Sally Jewell says U.S. preparing for climate refugees and relocation of villages
Jewell and McKenna were meeting to discuss how to enhance protection of national parks and better engage Indigenous communities in the management of protected areas. They also met with Indigenous leaders.
McKenna said that seeking input from the local communities in the North was critical - not only for protecting parks, but also for protecting their homes as their climate undergoes rapid changes.
“I think in the past, I’ve even been on panels where there was no one who was Inuit - talking about the Arctic,” McKenna said. “That’s not the way forward. And I think that (an important approach would include) understanding that the changing climate is not just about melting permafrost. It’s having a huge impact on cultures.”

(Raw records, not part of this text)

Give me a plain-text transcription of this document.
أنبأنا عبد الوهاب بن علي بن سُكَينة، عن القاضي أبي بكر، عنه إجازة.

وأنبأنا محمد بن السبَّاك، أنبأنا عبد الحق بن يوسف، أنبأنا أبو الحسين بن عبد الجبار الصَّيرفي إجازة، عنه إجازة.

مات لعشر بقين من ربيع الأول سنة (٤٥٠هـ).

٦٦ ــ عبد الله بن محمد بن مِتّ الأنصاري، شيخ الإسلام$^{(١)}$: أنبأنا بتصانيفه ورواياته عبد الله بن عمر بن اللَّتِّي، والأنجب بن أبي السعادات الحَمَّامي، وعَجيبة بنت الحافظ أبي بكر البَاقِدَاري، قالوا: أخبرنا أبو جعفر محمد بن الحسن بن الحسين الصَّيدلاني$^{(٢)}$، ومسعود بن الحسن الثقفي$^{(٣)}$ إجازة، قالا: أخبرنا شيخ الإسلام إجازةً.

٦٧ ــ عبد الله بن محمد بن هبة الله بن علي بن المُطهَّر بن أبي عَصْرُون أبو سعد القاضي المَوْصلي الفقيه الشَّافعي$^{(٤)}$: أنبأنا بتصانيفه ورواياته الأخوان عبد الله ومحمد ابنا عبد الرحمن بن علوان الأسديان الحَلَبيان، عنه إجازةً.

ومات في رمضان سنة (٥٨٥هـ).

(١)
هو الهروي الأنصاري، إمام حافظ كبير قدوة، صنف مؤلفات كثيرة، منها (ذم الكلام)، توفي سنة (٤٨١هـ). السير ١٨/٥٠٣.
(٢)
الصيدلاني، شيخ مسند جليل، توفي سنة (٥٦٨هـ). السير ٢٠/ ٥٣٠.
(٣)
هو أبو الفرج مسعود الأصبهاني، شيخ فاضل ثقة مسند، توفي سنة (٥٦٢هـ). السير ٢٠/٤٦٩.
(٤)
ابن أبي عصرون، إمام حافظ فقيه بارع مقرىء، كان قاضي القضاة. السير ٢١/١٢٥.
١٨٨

McKenna said that some of the challenges include the loss of ice highways that make it harder for communities to interact with other regions, exacerbating problems such as food security.
Jewell added that Indigenous communities are seeing major changes to life as they know it.
“The changes are underway and they are very rapid,” she said. “So we will have climate refugees. We have to figure out how to deal with potentially relocating villages or supporting communities in their adaptation and in building resilience within those communities to a changed reality that is different with regard to the plants and animal species on which the cultures depend and on which lives and livelihoods depend so there’s real tangible support that I think we need to do from a government basis, working along side Indigenous communities as they make very difficult choices about what’s right for them.”